When people see ESPN personality Jemele Hill sitting among a sea of male prognosticators, effortlessly spewing her valued opinions on current and compelling sports topics, not everyone may agree with her—but you have to respect her gangsta.
Although she was raised humbly in crime-ridden Detroit at a time when poverty was protocol, jobs were leaving town and drugs were rampant, Hill’s love for sports and the encouragement of her mom shielded her from turmoil and sharpened her focus as she worked her way up the sports-TV ranks by being deeply knowledgeable, thoroughly experienced and undeniably original. Not yet 40, Hill enjoys a well-earned celebrity status at ESPN as one of the most recognizable faces and unique personalities working for the sports media empire.
I can’t pinpoint an age, but I remember specifically how and why I developed a love of sports. Baseball was my first love. And in those days, you had to read the newspapers to follow your favorite team and players. Now, we couldn’t afford a newspaper subscription. My mother was on welfare, and to earn extra money, she would clean houses.
One of her clients was an elderly guy, and he subscribed to both the Detroit Free Press and the Detroit News. Since my mother couldn’t afford a babysitter, I would have to tag along when she cleaned his house. The reward was that I got to read his newspapers and follow what the Detroit Tigers were doing. I loved the language and how conversational sports columnists were. I’ve loved newspapers ever since.

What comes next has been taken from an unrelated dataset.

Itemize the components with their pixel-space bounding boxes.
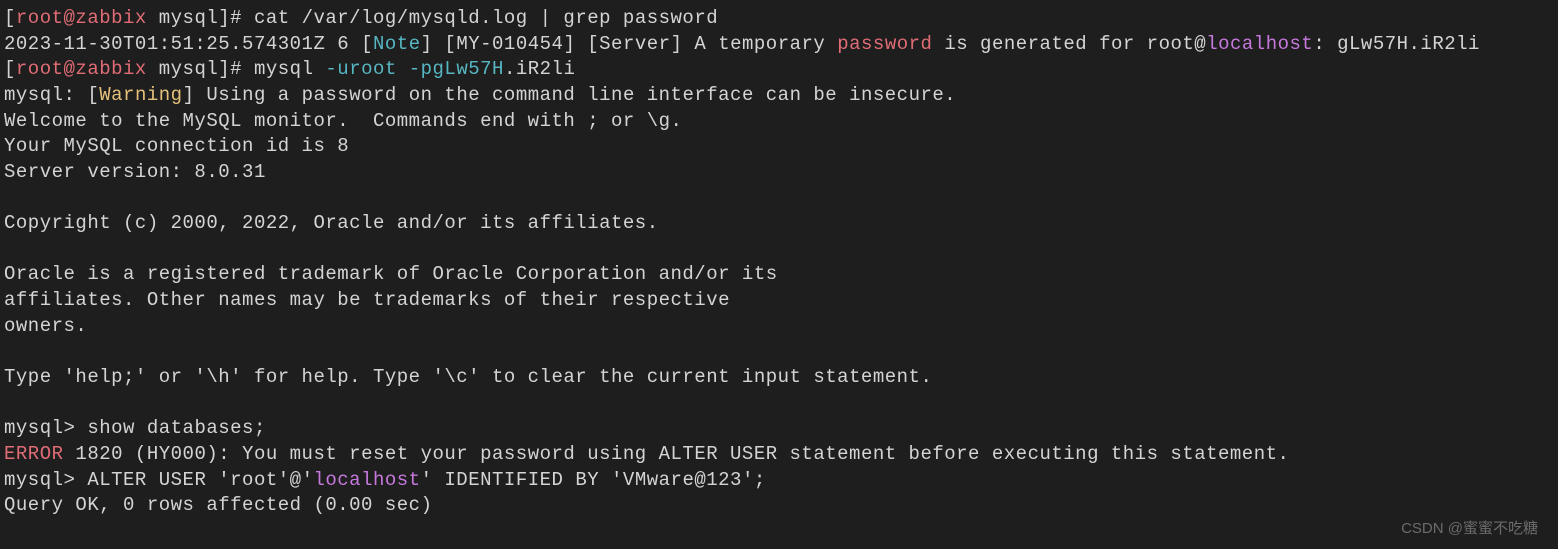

I always loved writing and was a voracious reader. My parents had a lot of drug issues when I was growing up, and the one thing I loved about writing is that if you don’t like your reality, it allows you to create a new one. I was also a natural athlete. So I was sold once I figured out I could combine sports and writing, my two passions.
I grew up in Detroit, specifically on the west side. I endured a lot of upheaval and uncertainty growing up. My father and I were estranged early on because of his drug addiction. My mother also struggled with addiction and the psychological trauma of being a victim of sexual abuse.